Cette fameuse pseudo statistique de : 120 agressions par jour à l'arme blanche (sous-entendue un couteau), est extraite de rapports d'enquête de victimation 2017 et 2019 et de perceptions de la sécurité de l' ONDRP, I'INHESJ, INTERSTATS et l'INSEE.
Il s'agit d'enquête de victimation et de perceptions de la sécurité. « L'enquête est réalisée dans le cadre d'un entretien en face-à-face auprès d'un échantillon représentatif d'environ 15 000 ménages répondants ». (40 000 à 50 000 au Royaume-Uni et jusqu'à 95 000 aux États-Unis). « Ces ménages sont dits « ordinaires » au sens des enquêtes de l'INSEE.

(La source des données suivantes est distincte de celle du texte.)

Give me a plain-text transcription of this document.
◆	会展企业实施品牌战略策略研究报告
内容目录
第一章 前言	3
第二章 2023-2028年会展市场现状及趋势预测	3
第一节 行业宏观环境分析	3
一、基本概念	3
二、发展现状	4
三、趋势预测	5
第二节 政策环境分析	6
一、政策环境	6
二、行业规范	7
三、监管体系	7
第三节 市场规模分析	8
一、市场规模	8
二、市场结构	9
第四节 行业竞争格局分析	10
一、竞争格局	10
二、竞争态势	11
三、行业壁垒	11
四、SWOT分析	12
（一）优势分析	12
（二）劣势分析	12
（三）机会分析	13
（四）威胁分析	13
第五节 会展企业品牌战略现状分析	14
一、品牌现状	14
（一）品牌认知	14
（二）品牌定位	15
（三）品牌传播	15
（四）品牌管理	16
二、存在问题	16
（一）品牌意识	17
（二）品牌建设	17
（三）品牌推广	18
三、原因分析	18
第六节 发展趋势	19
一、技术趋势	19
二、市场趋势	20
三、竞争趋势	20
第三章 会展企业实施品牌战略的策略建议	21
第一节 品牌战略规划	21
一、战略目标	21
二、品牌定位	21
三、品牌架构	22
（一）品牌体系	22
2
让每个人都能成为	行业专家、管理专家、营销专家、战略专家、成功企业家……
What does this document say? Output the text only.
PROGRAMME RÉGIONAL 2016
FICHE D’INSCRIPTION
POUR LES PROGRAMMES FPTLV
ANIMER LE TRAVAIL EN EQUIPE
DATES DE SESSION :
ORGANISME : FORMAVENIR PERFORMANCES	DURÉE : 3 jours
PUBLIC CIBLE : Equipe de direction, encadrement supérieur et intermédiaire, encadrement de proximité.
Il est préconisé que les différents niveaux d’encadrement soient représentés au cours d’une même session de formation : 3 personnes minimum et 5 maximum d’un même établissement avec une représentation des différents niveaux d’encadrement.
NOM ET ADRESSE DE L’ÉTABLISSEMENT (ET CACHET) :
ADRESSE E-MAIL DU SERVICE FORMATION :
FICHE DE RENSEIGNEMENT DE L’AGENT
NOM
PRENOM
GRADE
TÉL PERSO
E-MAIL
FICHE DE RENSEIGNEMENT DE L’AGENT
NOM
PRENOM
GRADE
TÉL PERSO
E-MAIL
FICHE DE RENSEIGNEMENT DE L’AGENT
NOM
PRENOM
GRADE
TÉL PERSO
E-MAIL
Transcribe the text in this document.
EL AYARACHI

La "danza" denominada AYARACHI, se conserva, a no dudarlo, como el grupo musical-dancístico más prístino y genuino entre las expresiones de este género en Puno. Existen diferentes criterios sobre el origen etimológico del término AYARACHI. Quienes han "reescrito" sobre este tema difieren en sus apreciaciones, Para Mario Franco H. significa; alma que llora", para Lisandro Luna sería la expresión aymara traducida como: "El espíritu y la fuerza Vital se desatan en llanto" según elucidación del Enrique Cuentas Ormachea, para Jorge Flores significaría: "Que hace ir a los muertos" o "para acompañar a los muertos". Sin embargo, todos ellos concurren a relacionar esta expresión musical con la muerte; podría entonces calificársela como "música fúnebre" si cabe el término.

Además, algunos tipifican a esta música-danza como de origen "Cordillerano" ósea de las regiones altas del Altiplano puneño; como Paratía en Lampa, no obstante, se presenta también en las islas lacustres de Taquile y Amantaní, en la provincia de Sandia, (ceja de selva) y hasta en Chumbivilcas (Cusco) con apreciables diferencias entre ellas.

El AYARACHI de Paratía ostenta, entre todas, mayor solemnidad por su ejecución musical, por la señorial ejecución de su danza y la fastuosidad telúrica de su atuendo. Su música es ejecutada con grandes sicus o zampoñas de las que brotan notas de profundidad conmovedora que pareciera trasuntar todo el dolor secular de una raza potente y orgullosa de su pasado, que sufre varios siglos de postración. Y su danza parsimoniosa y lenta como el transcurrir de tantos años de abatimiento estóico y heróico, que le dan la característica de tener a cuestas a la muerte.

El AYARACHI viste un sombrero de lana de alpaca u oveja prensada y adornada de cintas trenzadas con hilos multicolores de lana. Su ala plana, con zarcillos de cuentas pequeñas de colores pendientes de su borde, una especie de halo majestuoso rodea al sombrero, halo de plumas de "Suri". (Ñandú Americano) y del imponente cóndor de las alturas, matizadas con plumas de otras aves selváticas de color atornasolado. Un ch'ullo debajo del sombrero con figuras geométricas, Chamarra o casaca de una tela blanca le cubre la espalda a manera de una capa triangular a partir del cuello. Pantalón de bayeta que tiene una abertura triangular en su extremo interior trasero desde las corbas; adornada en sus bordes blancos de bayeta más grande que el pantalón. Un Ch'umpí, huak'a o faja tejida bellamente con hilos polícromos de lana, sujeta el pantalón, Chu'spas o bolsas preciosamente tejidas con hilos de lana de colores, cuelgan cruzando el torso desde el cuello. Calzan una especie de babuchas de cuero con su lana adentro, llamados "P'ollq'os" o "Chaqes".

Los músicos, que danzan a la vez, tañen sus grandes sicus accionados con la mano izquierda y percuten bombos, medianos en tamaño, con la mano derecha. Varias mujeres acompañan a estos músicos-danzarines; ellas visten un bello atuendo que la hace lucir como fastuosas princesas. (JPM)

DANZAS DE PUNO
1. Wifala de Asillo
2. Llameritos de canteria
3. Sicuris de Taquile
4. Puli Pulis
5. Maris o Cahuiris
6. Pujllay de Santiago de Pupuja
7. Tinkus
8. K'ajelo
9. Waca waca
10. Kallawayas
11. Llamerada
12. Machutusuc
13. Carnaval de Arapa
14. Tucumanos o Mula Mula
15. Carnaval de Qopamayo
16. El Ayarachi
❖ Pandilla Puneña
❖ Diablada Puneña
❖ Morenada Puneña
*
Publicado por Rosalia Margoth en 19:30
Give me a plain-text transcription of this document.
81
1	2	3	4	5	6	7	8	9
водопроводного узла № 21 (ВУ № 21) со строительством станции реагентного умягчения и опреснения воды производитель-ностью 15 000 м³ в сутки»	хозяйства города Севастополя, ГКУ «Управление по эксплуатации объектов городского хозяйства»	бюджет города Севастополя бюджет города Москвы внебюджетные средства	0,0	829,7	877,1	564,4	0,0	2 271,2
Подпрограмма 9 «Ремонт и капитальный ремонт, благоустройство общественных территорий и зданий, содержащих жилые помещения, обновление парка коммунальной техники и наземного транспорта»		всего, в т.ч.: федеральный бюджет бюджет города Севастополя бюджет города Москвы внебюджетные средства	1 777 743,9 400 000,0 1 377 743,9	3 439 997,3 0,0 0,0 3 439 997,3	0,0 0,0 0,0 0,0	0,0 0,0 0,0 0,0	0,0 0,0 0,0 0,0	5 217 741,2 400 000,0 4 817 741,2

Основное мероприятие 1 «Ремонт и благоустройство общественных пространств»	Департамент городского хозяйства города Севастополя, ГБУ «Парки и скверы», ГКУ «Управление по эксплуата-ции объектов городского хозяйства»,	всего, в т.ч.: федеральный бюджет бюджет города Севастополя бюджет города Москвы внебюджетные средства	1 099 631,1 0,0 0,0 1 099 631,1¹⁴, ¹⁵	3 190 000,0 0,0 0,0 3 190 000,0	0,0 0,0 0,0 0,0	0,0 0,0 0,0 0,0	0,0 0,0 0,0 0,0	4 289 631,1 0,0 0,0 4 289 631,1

Ce qualificatif signifie qu'ils sont composés de personnes qui partagent le même logement, que ces personnes aient des liens de parenté ou non, et qui ont un budget commun.
Sont ainsi exclues de l'enquête les personnes vivant en résidence ou en habitation mobile, placées en institution, ainsi que les personnes sans domicile fixe. Enfin, les personnes âgées de moins de 14 ans sont également exclues du champ. »
En quoi consiste ce type d'enquête ? L'enquête de victimation et de perceptions de la sécurité à pour objectif d'interroger des gens, échantillonnés de façon à représenter la population d'un
pays, d'une région, d'une ville, sur les infractions dont ils ont été victimes, directement ou indirectement (« se faisant ainsi le relai d'évènements qu'elles n'ont pas nécessairement
vécu personnellement, mais qui concerne toutefois leur ménage »).
Il s'agit d'une enquête. De très bonne qualité, à grande échelle et avec de gros moyens. Mais cela reste un sondage (Changement de méthode en 1999 pour des raisons de coûts), d'une population représentative.

L'ONDRP, l'INHESJ, INTERSTATS (SSMI) et l'INSEE (Créé en avril 1946, c'est une direction générale du ministère de l'Économie et des Finances. Son indépendance professionnelle est inscrite dans le droit.), qui travaillent en commun avec rigueur et déontologie, l'écrivent en toute lettre :
Il semblerait donc, que le terme « arme blanche » dans le titre de l'article écrit par le journaliste du Figaro a pour unique objectif de respecter la terminologie précité dans les enquêtes.
> Le reste n'est :
Qui est un résultat démontré dans le temps et qui va à l'encontre de ce qui semble vouloir être démontré dans le titre. Et de lier cela à une interprétation purement personnelle sans preuve ni fondement : « il faut chercher ailleurs cette frénésie d'affaire... ».
Dans le cadre des vols (ou tentative de vol) avec présence d'une arme blanche au moment des faits : « les victimes sont comptées sur l'arme la plus dangereuse qui a été utilisée ».
De surcroît, « Du fait de la taille de l'échantillon de l'enquête, la précision d'une estimation annuelle est de +/- 50 000 victimes ».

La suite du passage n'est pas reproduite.